Yes, Cuomo wants to cut ribbons:
Wertheimer, who put together the governor’s daily briefing book and said that Cuomo rarely even read policy memos, agreed. Cuomo and his senior staff were obsessed, said several sources, with the annual “State of the State” book, which showcased task forces, pilot programs, and funding commitments, some of which were only tenuously rooted in reality. “The whole endeavor seemed to be about size,” said one person who worked on it. “Like if you have a big book, it shows you’re going to do a lot of things.” 
In the Times

The New York Times article, For Some Women, Working for Cuomo Is the ‘Worst Place to Be’, similarly describes the "office as chaotic, unprofessional and toxic, especially for young women." The summary:
The workers, for the most part, said they did not personally witness overt sexual harassment. But many said they believed that Mr. Cuomo and other officials seemed to focus on how employees looked and how they dressed. Twelve young women said they felt pressured to wear makeup, dresses and heels, because, it was rumored, that was what the governor liked

One high-ranking current official and two former aides said they believed they had been denied opportunities because they did not dress in the preferred manner.... 
Some current and former aides called their time at the office a rewarding experience, praising the governor and criticizing how he had been portrayed by the news media.

An intriguing detail:

The current and former employees said that women — and particularly young women — encountered a variety of additional challenges in the office, starting with the hiring process, which several aides said favored women who are tall, thin and blonde.

In Vanity Fair

In Vanity Fair yesterday,  Michael Shnayerson wrote “I STARTED TO THINK, THIS IS A BAD GUY”: ANDREW CUOMO’S BIOGRAPHER ON THE GOVERNOR’S BRUTISH HISTORY, citing 12 hard truths about Cuomo, including:

  • He had to win at any cost.
  • The press was the enemy.
  • He hated what he couldn’t control.
So this is why, of course, those FOIL requests are so hard to get fulfilled.

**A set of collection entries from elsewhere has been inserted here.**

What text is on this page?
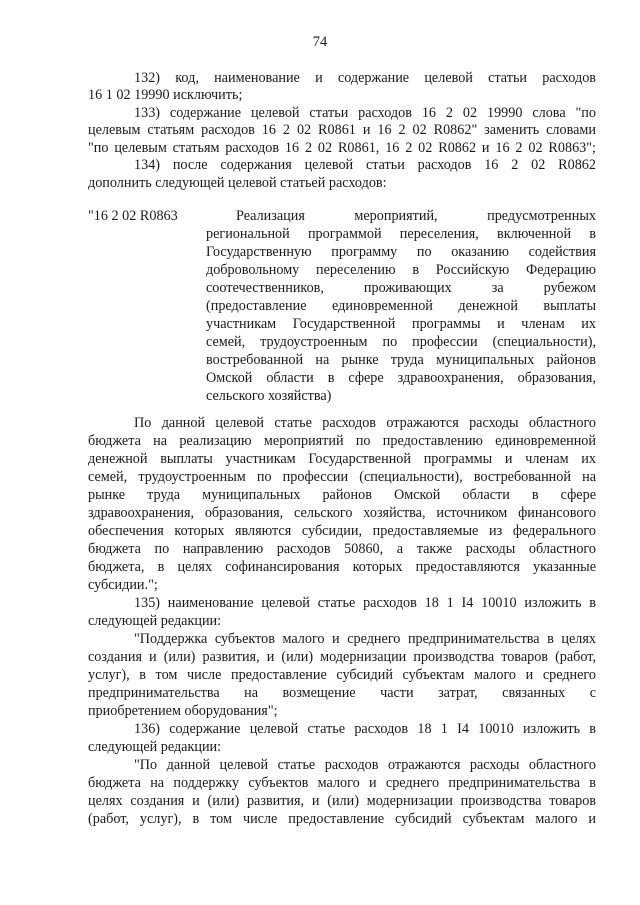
74
132) код, наименование и содержание целевой статьи расходов
16 1 02 19990 исключить;
133) содержание целевой статьи расходов 16 2 02 19990 слова "по
целевым статьям расходов 16 2 02 R0861 и 16 2 02 R0862" заменить словами
"по целевым статьям расходов 16 2 02 R0861, 16 2 02 R0862 и 16 2 02 R0863";
134) после содержания целевой статьи расходов 16 2 02 R0862
дополнить следующей целевой статьей расходов:
"16 2 02 R0863	Реализация мероприятий, предусмотренных
региональной программой переселения, включенной в
Государственную программу по оказанию содействия
добровольному переселению в Российскую Федерацию
соотечественников, проживающих за рубежом
(предоставление единовременной денежной выплаты
участникам Государственной программы и членам их
семей, трудоустроенным по профессии (специальности),
востребованной на рынке труда муниципальных районов
Омской области в сфере здравоохранения, образования,
сельского хозяйства)
По данной целевой статье расходов отражаются расходы областного
бюджета на реализацию мероприятий по предоставлению единовременной
денежной выплаты участникам Государственной программы и членам их
семей, трудоустроенным по профессии (специальности), востребованной на
рынке труда муниципальных районов Омской области в сфере
здравоохранения, образования, сельского хозяйства, источником финансового
обеспечения которых являются субсидии, предоставляемые из федерального
бюджета по направлению расходов 50860, а также расходы областного
бюджета, в целях софинансирования которых предоставляются указанные
субсидии.";
135) наименование целевой статье расходов 18 1 I4 10010 изложить в
следующей редакции:
"Поддержка субъектов малого и среднего предпринимательства в целях
создания и (или) развития, и (или) модернизации производства товаров (работ,
услуг), в том числе предоставление субсидий субъектам малого и среднего
предпринимательства на возмещение части затрат, связанных с
приобретением оборудования";
136) содержание целевой статье расходов 18 1 I4 10010 изложить в
следующей редакции:
"По данной целевой статье расходов отражаются расходы областного
бюджета на поддержку субъектов малого и среднего предпринимательства в
целях создания и (или) развития, и (или) модернизации производства товаров
(работ, услуг), в том числе предоставление субсидий субъектам малого и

Shnayerson thinks Cuomo may not survive, but points out he has always prevailed in the past, without changing. And this hard truth is, well, intriguing, "At times, he followed the money":
A family friend in real estate bought hundreds of wooded acres called Sterling Forest, an hour north of New York City. As governor, Mario called for a highway interchange where none was needed; Andrew then worked as Sheldon Goldstein’s lawyer to turn the forest into thousands of homes. Very Chinatown. When that plan fell through, he and Goldstein, along with other investors, bought a savings and loan bank called Oceanmark, in Florida, and tried to squeeze a fortune from it. This was the mid-’80s, and the gambit failed too.